CAMBRIDGE, Mass. — In an opinion essay published by Inquest on Oct. 2, 2025, Mary Ellen Stitt, assistant professor at the University at Albany’s School of Criminal Justice, argues that drug diversion programs across the United States can function as systems of punishment rather than rehabilitation. The article focuses on how these court-mandated programs, which are presented as alternatives to incarceration, often mirror the “criminalization of illness” found in the prison system.
The piece opens with the story of George, an elderly Black man arrested under a highway overpass after police discovered heroin, cocaine, and a needle nearby. Hours later, George was placed in county jail with a $5,000 bond he could not afford. After spending a month in custody, he was offered entry into a diversion program that would get him out of jail and keep his record clear.

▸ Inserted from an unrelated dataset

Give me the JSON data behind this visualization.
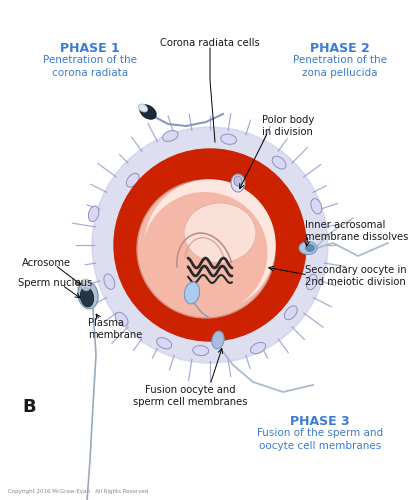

According to Inquest, George was required to attend frequent treatment sessions and pay for mandatory drug tests and transportation to those sessions. As a low-income individual living on limited disability income, he was unable to afford the costs. Though he failed to meet the program’s requirements, his counselors responded by increasing the frequency of drug testing and treatment.

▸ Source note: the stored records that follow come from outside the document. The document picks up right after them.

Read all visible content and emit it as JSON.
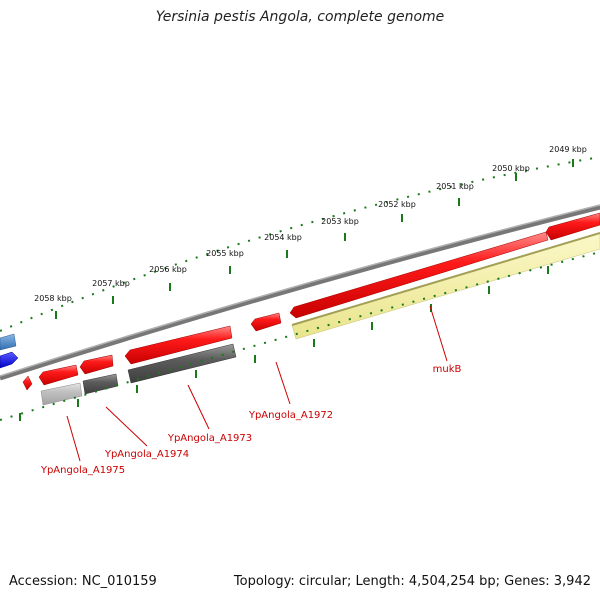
{
  "title": "Yersinia pestis Angola, complete genome",
  "footer": {
    "accession_label": "Accession:",
    "accession": "NC_010159",
    "topology": "Topology: circular; Length: 4,504,254 bp; Genes: 3,942"
  },
  "scale_labels": [
    "2049 kbp",
    "2050 kbp",
    "2051 kbp",
    "2052 kbp",
    "2053 kbp",
    "2054 kbp",
    "2055 kbp",
    "2056 kbp",
    "2057 kbp",
    "2058 kbp"
  ],
  "gene_labels": [
    "mukB",
    "YpAngola_A1972",
    "YpAngola_A1973",
    "YpAngola_A1974",
    "YpAngola_A1975"
  ],
  "colors": {
    "cds": "#ff0000",
    "gene_dark": "#5a5a5a",
    "gene_light": "#b8b8b8",
    "highlight": "#f2ee9c",
    "backbone": "#8a8a8a",
    "ticks": "#1a7a1a",
    "label_line": "#cc0000",
    "blue_light": "#4a86c8",
    "blue_dark": "#0000ee"
  }
}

George reflected on his experience, struggling with both the demands of daily survival and the stress of keeping up with the program, saying, “I’m a free-ranging animal. That’s a method of farming where an animal look like it’s free but it’s actually not free. And one day somebody gonna eat his ass.”
Drawing on her book Trial by Treatment: Punishing Illness in an Age of Legal Reform, Stitt explains how diversion programs, rather than dismantling punitive systems, often extend them. She argues that these initiatives transform therapeutic care into surveillance, as treatment providers are asked to exercise “coercive control” over their court-mandated clients.

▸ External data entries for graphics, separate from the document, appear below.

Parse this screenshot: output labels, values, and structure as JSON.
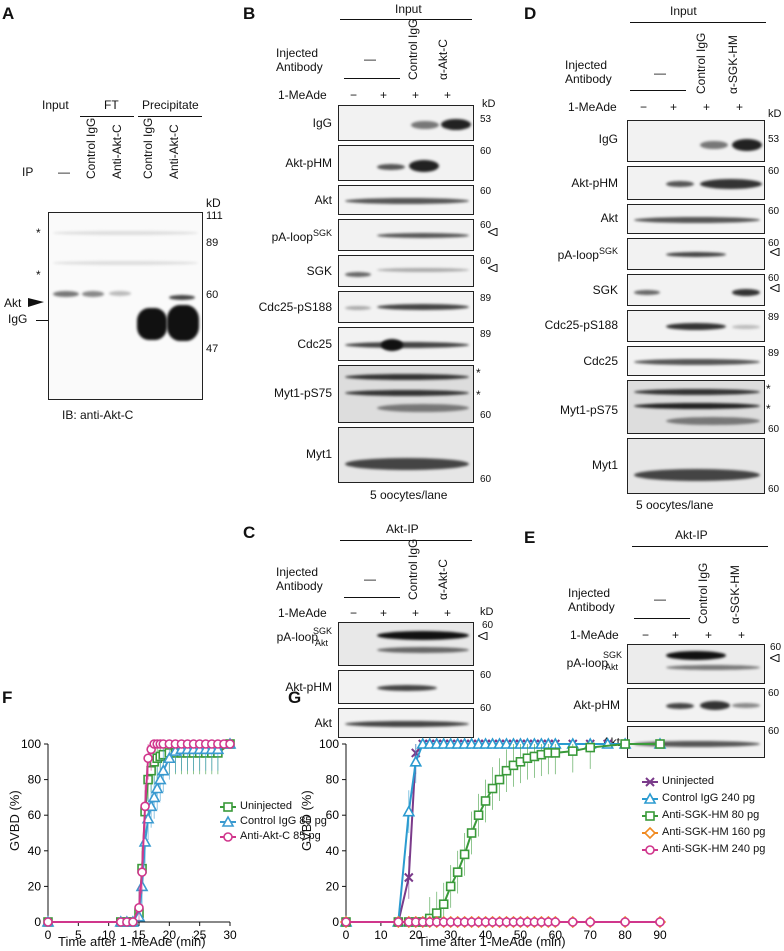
{
  "panels": {
    "A": "A",
    "B": "B",
    "C": "C",
    "D": "D",
    "E": "E",
    "F": "F",
    "G": "G"
  },
  "panelA": {
    "headers": {
      "input": "Input",
      "ft": "FT",
      "precipitate": "Precipitate"
    },
    "ip_label": "IP",
    "lanes": [
      "—",
      "Control IgG",
      "Anti-Akt-C",
      "Control IgG",
      "Anti-Akt-C"
    ],
    "kd": "kD",
    "markers": [
      "111",
      "89",
      "60",
      "47"
    ],
    "akt_label": "Akt",
    "igg_label": "IgG",
    "star": "*",
    "caption": "IB: anti-Akt-C"
  },
  "panelB": {
    "input": "Input",
    "injected": "Injected",
    "antibody": "Antibody",
    "lanes": [
      "—",
      "Control IgG",
      "α-Akt-C"
    ],
    "mead": "1-MeAde",
    "signs": [
      "−",
      "+",
      "+",
      "+"
    ],
    "kd": "kD",
    "rows": [
      "IgG",
      "Akt-pHM",
      "Akt",
      "pA-loop",
      "SGK",
      "Cdc25-pS188",
      "Cdc25",
      "Myt1-pS75",
      "Myt1"
    ],
    "sgk_sup": "SGK",
    "mw": [
      "53",
      "60",
      "60",
      "60",
      "60",
      "89",
      "89",
      "60",
      "60"
    ],
    "caption": "5 oocytes/lane"
  },
  "panelC": {
    "header": "Akt-IP",
    "rows": [
      "pA-loop",
      "Akt-pHM",
      "Akt"
    ],
    "sub_sgk": "SGK",
    "sub_akt": "Akt",
    "mw": [
      "60",
      "60",
      "60"
    ]
  },
  "panelD": {
    "lanes": [
      "—",
      "Control IgG",
      "α-SGK-HM"
    ]
  },
  "panelF": {
    "ylabel": "GVBD (%)",
    "xlabel": "Time after 1-MeAde (min)",
    "legend": [
      "Uninjected",
      "Control IgG 85 pg",
      "Anti-Akt-C 85 pg"
    ]
  },
  "panelG": {
    "ylabel": "GVBD (%)",
    "xlabel": "Time after 1-MeAde (min)",
    "legend": [
      "Uninjected",
      "Control IgG 240 pg",
      "Anti-SGK-HM 80 pg",
      "Anti-SGK-HM 160 pg",
      "Anti-SGK-HM 240 pg"
    ]
  },
  "chart_data": [
    {
      "type": "line",
      "xlabel": "Time after 1-MeAde (min)",
      "ylabel": "GVBD (%)",
      "xlim": [
        0,
        30
      ],
      "ylim": [
        0,
        100
      ],
      "xticks": [
        0,
        5,
        10,
        15,
        20,
        25,
        30
      ],
      "yticks": [
        0,
        20,
        40,
        60,
        80,
        100
      ],
      "series": [
        {
          "name": "Uninjected",
          "color": "#3a9a3a",
          "marker": "square",
          "x": [
            0,
            12,
            13,
            14,
            15,
            15.5,
            16,
            16.5,
            17,
            17.5,
            18,
            18.5,
            19,
            20,
            21,
            22,
            23,
            24,
            25,
            26,
            27,
            28,
            30
          ],
          "y": [
            0,
            0,
            0,
            0,
            5,
            30,
            62,
            80,
            85,
            90,
            92,
            93,
            94,
            95,
            95,
            95,
            95,
            95,
            95,
            95,
            95,
            95,
            100
          ]
        },
        {
          "name": "Control IgG 85 pg",
          "color": "#3a9ad0",
          "marker": "triangle",
          "x": [
            0,
            12,
            13,
            14,
            15,
            15.5,
            16,
            16.5,
            17,
            17.5,
            18,
            18.5,
            19,
            20,
            21,
            22,
            23,
            24,
            25,
            26,
            27,
            28,
            30
          ],
          "y": [
            0,
            0,
            0,
            0,
            3,
            20,
            45,
            58,
            65,
            70,
            75,
            80,
            85,
            92,
            96,
            97,
            97,
            97,
            97,
            97,
            97,
            97,
            100
          ]
        },
        {
          "name": "Anti-Akt-C 85 pg",
          "color": "#d0368c",
          "marker": "circle",
          "x": [
            0,
            12,
            13,
            14,
            15,
            15.5,
            16,
            16.5,
            17,
            17.5,
            18,
            18.5,
            19,
            20,
            21,
            22,
            23,
            24,
            25,
            26,
            27,
            28,
            29,
            30
          ],
          "y": [
            0,
            0,
            0,
            0,
            8,
            28,
            65,
            92,
            97,
            100,
            100,
            100,
            100,
            100,
            100,
            100,
            100,
            100,
            100,
            100,
            100,
            100,
            100,
            100
          ]
        }
      ]
    },
    {
      "type": "line",
      "xlabel": "Time after 1-MeAde (min)",
      "ylabel": "GVBD (%)",
      "xlim": [
        0,
        90
      ],
      "ylim": [
        0,
        100
      ],
      "xticks": [
        0,
        10,
        20,
        30,
        40,
        50,
        60,
        70,
        80,
        90
      ],
      "yticks": [
        0,
        20,
        40,
        60,
        80,
        100
      ],
      "series": [
        {
          "name": "Uninjected",
          "color": "#7a3a8a",
          "marker": "x",
          "x": [
            0,
            15,
            18,
            20,
            22,
            24,
            26,
            28,
            30,
            32,
            34,
            36,
            38,
            40,
            42,
            44,
            46,
            48,
            50,
            52,
            54,
            56,
            58,
            60,
            65,
            70,
            75,
            80,
            90
          ],
          "y": [
            0,
            0,
            25,
            95,
            100,
            100,
            100,
            100,
            100,
            100,
            100,
            100,
            100,
            100,
            100,
            100,
            100,
            100,
            100,
            100,
            100,
            100,
            100,
            100,
            100,
            100,
            100,
            100,
            100
          ]
        },
        {
          "name": "Control IgG 240 pg",
          "color": "#2b9bd0",
          "marker": "triangle",
          "x": [
            0,
            15,
            18,
            20,
            22,
            24,
            26,
            28,
            30,
            32,
            34,
            36,
            38,
            40,
            42,
            44,
            46,
            48,
            50,
            52,
            54,
            56,
            58,
            60,
            65,
            70,
            75,
            80,
            90
          ],
          "y": [
            0,
            0,
            62,
            90,
            100,
            100,
            100,
            100,
            100,
            100,
            100,
            100,
            100,
            100,
            100,
            100,
            100,
            100,
            100,
            100,
            100,
            100,
            100,
            100,
            100,
            100,
            100,
            100,
            100
          ]
        },
        {
          "name": "Anti-SGK-HM 80 pg",
          "color": "#3a9a3a",
          "marker": "square",
          "x": [
            0,
            15,
            18,
            20,
            22,
            24,
            26,
            28,
            30,
            32,
            34,
            36,
            38,
            40,
            42,
            44,
            46,
            48,
            50,
            52,
            54,
            56,
            58,
            60,
            65,
            70,
            80,
            90
          ],
          "y": [
            0,
            0,
            0,
            0,
            0,
            2,
            5,
            10,
            20,
            28,
            38,
            50,
            60,
            68,
            75,
            80,
            85,
            88,
            90,
            92,
            93,
            94,
            95,
            95,
            96,
            98,
            100,
            100
          ]
        },
        {
          "name": "Anti-SGK-HM 160 pg",
          "color": "#f08a20",
          "marker": "diamond",
          "x": [
            0,
            15,
            18,
            20,
            22,
            24,
            26,
            28,
            30,
            32,
            34,
            36,
            38,
            40,
            42,
            44,
            46,
            48,
            50,
            52,
            54,
            56,
            58,
            60,
            65,
            70,
            80,
            90
          ],
          "y": [
            0,
            0,
            0,
            0,
            0,
            0,
            0,
            0,
            0,
            0,
            0,
            0,
            0,
            0,
            0,
            0,
            0,
            0,
            0,
            0,
            0,
            0,
            0,
            0,
            0,
            0,
            0,
            0
          ]
        },
        {
          "name": "Anti-SGK-HM 240 pg",
          "color": "#d0368c",
          "marker": "circle",
          "x": [
            0,
            15,
            18,
            20,
            22,
            24,
            26,
            28,
            30,
            32,
            34,
            36,
            38,
            40,
            42,
            44,
            46,
            48,
            50,
            52,
            54,
            56,
            58,
            60,
            65,
            70,
            80,
            90
          ],
          "y": [
            0,
            0,
            0,
            0,
            0,
            0,
            0,
            0,
            0,
            0,
            0,
            0,
            0,
            0,
            0,
            0,
            0,
            0,
            0,
            0,
            0,
            0,
            0,
            0,
            0,
            0,
            0,
            0
          ]
        }
      ]
    }
  ]
}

“Across the country, the promise of diversion into court-mandated treatment has become a central pillar of arguments in favor of criminalizing victimless behaviors such as drug use,” Stitt said. “And once in place, that promise encourages legal professionals to pull more people into the court system, extending criminal legal control to people who would otherwise have walked free.”
In her essay, Stitt also acknowledges the uneven outcomes of these programs. “The participants who don’t finish,” she observes, “are overwhelmingly those who are poor, Black, or severely ill.” Those individuals, she continues, “are returned to court, where they often face harsher punishments than they would have if they had never entered a diversion program at all.”
Referencing social theorists Michel Foucault and Mariame Kaba, Stitt draws on their critiques of “reformist reforms,” which argue that reform often “takes existing problems to new, more ominous heights.” Inquest underscores how policies that claim to bring meaningful change to the criminal legal system can instead expand its reach and reinforce its power.